The African darter is found throughout sub-Saharan Africa wherever large bodies of water occur. The bird used to breed there in breeding colonies with Pygmy Cormorant and Sacred Ibis and other waterfowl.

One subspecies, the Levant darter (Anhinga rufa chantrei), occurred at Lake Amik (Amik Gölü) in south-central Turkey, in Hula valley lake and marshes in northern Israel and in the marshes of the lower Euphrat and Tigris rivers in southern Iraq. The Turkish population disappeared during the 1930s, the Israeli population during Hula drainage in the 1950s, and the Iraqui population during the Gulf War in the 1990s.
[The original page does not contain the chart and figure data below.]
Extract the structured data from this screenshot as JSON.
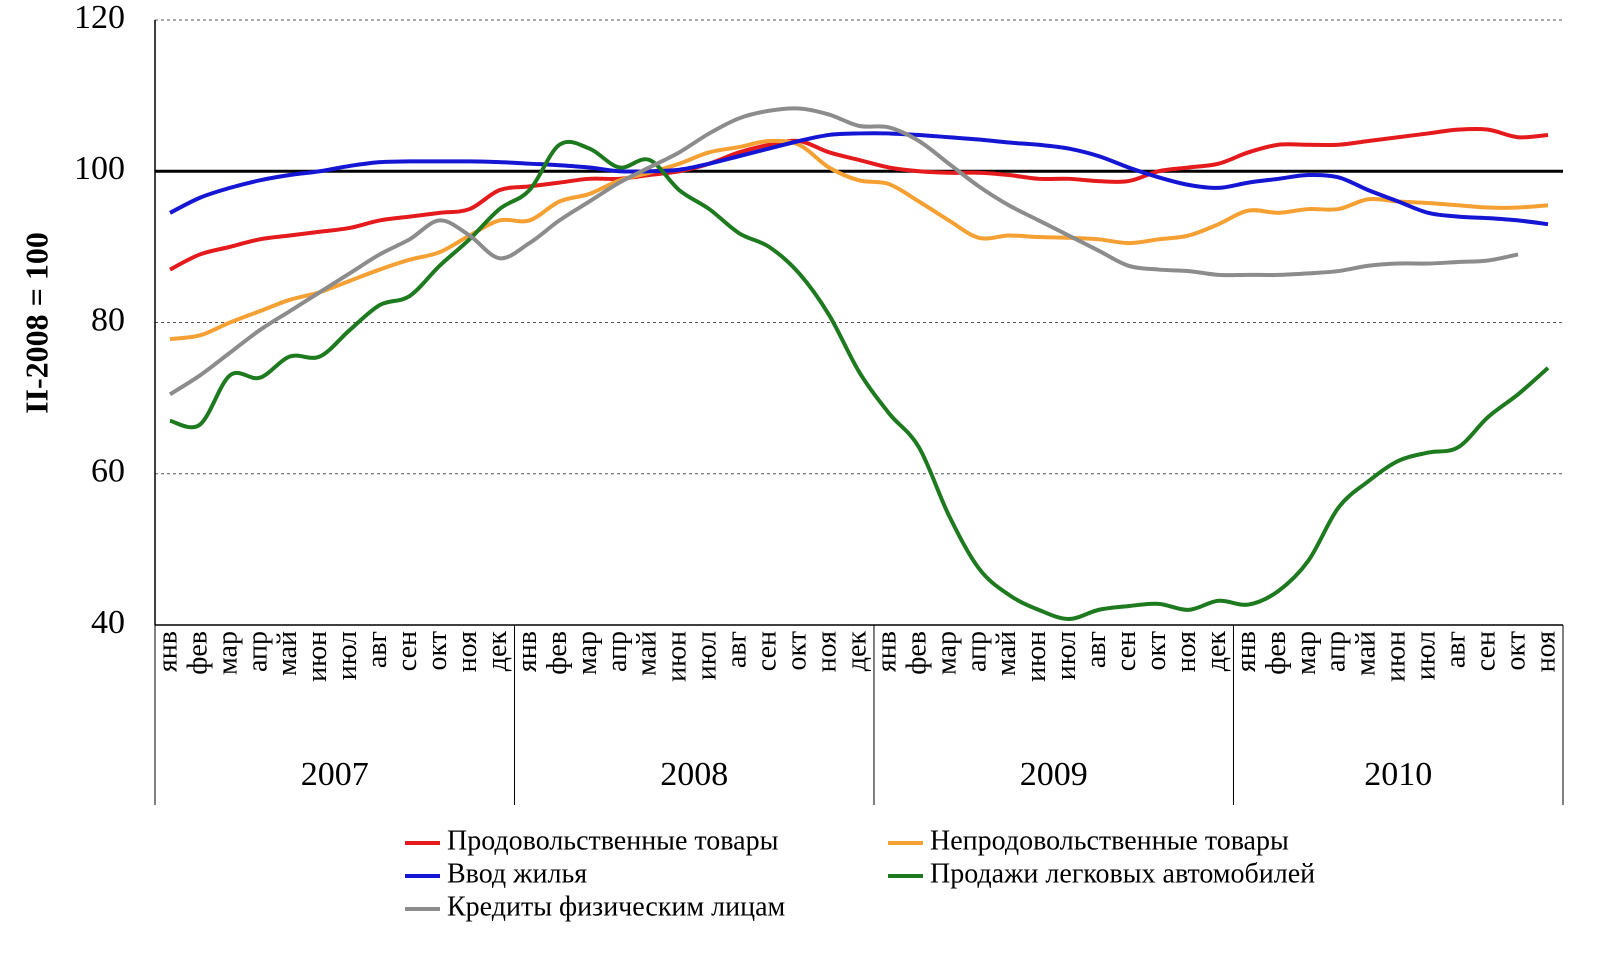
{
  "chart_data": {
    "type": "line",
    "ylabel": "II-2008 = 100",
    "categories": [
      "янв",
      "фев",
      "мар",
      "апр",
      "май",
      "июн",
      "июл",
      "авг",
      "сен",
      "окт",
      "ноя",
      "дек",
      "янв",
      "фев",
      "мар",
      "апр",
      "май",
      "июн",
      "июл",
      "авг",
      "сен",
      "окт",
      "ноя",
      "дек",
      "янв",
      "фев",
      "мар",
      "апр",
      "май",
      "июн",
      "июл",
      "авг",
      "сен",
      "окт",
      "ноя",
      "дек",
      "янв",
      "фев",
      "мар",
      "апр",
      "май",
      "июн",
      "июл",
      "авг",
      "сен",
      "окт",
      "ноя"
    ],
    "year_groups": [
      {
        "label": "2007",
        "months": 12
      },
      {
        "label": "2008",
        "months": 12
      },
      {
        "label": "2009",
        "months": 12
      },
      {
        "label": "2010",
        "months": 11
      }
    ],
    "series": [
      {
        "name": "Продовольственные товары",
        "color": "#e41a1c",
        "values": [
          87,
          89,
          90,
          91,
          91.5,
          92,
          92.5,
          93.5,
          94,
          94.5,
          95,
          97.5,
          98,
          98.5,
          99,
          99,
          99.5,
          100,
          101,
          102.5,
          103.5,
          104,
          102.5,
          101.5,
          100.5,
          100,
          99.8,
          99.8,
          99.5,
          99,
          99,
          98.7,
          98.7,
          100,
          100.5,
          101,
          102.5,
          103.5,
          103.5,
          103.5,
          104,
          104.5,
          105,
          105.5,
          105.5,
          104.5,
          104.8
        ]
      },
      {
        "name": "Непродовольственные товары",
        "color": "#f5a033",
        "values": [
          77.8,
          78.3,
          80,
          81.5,
          83,
          84,
          85.5,
          87,
          88.3,
          89.3,
          91.5,
          93.5,
          93.5,
          96,
          97,
          98.8,
          99.8,
          101,
          102.5,
          103.2,
          104,
          103.5,
          100.5,
          98.8,
          98.3,
          96,
          93.5,
          91.2,
          91.5,
          91.3,
          91.2,
          91,
          90.5,
          91,
          91.5,
          93,
          94.8,
          94.5,
          95,
          95,
          96.3,
          96,
          95.8,
          95.5,
          95.2,
          95.2,
          95.5
        ]
      },
      {
        "name": "Ввод жилья",
        "color": "#1515d4",
        "values": [
          94.5,
          96.5,
          97.8,
          98.8,
          99.5,
          100,
          100.7,
          101.2,
          101.3,
          101.3,
          101.3,
          101.2,
          101,
          100.8,
          100.5,
          100,
          100,
          100.2,
          101,
          102,
          103,
          104,
          104.8,
          105,
          105,
          104.8,
          104.5,
          104.2,
          103.8,
          103.5,
          103,
          102,
          100.5,
          99.2,
          98.2,
          97.8,
          98.5,
          99,
          99.5,
          99.2,
          97.5,
          96,
          94.5,
          94,
          93.8,
          93.5,
          93
        ]
      },
      {
        "name": "Продажи легковых автомобилей",
        "color": "#1e7a1e",
        "values": [
          67,
          66.5,
          73,
          72.7,
          75.5,
          75.5,
          79,
          82.3,
          83.5,
          87.5,
          91,
          95,
          97.5,
          103.5,
          103,
          100.5,
          101.5,
          97.5,
          95,
          91.8,
          90,
          86.5,
          81,
          73.5,
          68,
          63.5,
          54.5,
          47.5,
          44,
          42,
          40.8,
          42,
          42.5,
          42.8,
          42,
          43.2,
          42.7,
          44.5,
          48.5,
          55.5,
          59,
          61.7,
          62.8,
          63.5,
          67.5,
          70.5,
          74
        ]
      },
      {
        "name": "Кредиты физическим лицам",
        "color": "#8c8c8c",
        "values": [
          70.5,
          73,
          76,
          79,
          81.5,
          84,
          86.5,
          89,
          91,
          93.5,
          91.5,
          88.5,
          90.5,
          93.5,
          96,
          98.5,
          100.5,
          102.5,
          105,
          107,
          108,
          108.3,
          107.5,
          106,
          105.8,
          104,
          101,
          98,
          95.5,
          93.5,
          91.5,
          89.5,
          87.5,
          87,
          86.8,
          86.3,
          86.3,
          86.3,
          86.5,
          86.8,
          87.5,
          87.8,
          87.8,
          88,
          88.2,
          89,
          null
        ]
      }
    ],
    "ylim": [
      40,
      120
    ],
    "yticks": [
      40,
      60,
      80,
      100,
      120
    ],
    "grid": true,
    "reference_line": 100
  }
}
This species builds a stick nest in a tree and lays 3–6 eggs. It often nests with herons, egrets and cormorants.

It often swims with only the neck above water, hence the common name snakebird. This, too, is a habit shared with the other anhingas.

Unlike many other waterbirds the feathers of the African darter do not contain any oil and are therefore not waterproof. Because of this, the bird is less positively buoyant and its diving capabilities are enhanced. After diving for fish, the feathers can become waterlogged. In order to be able to fly and maintain heat insulation, it needs to dry its feathers. Thus the African darter is often seen sitting along the waterside spreading its wings and drying its feathers in the wind and the sun along with cormorants which may share its habitat.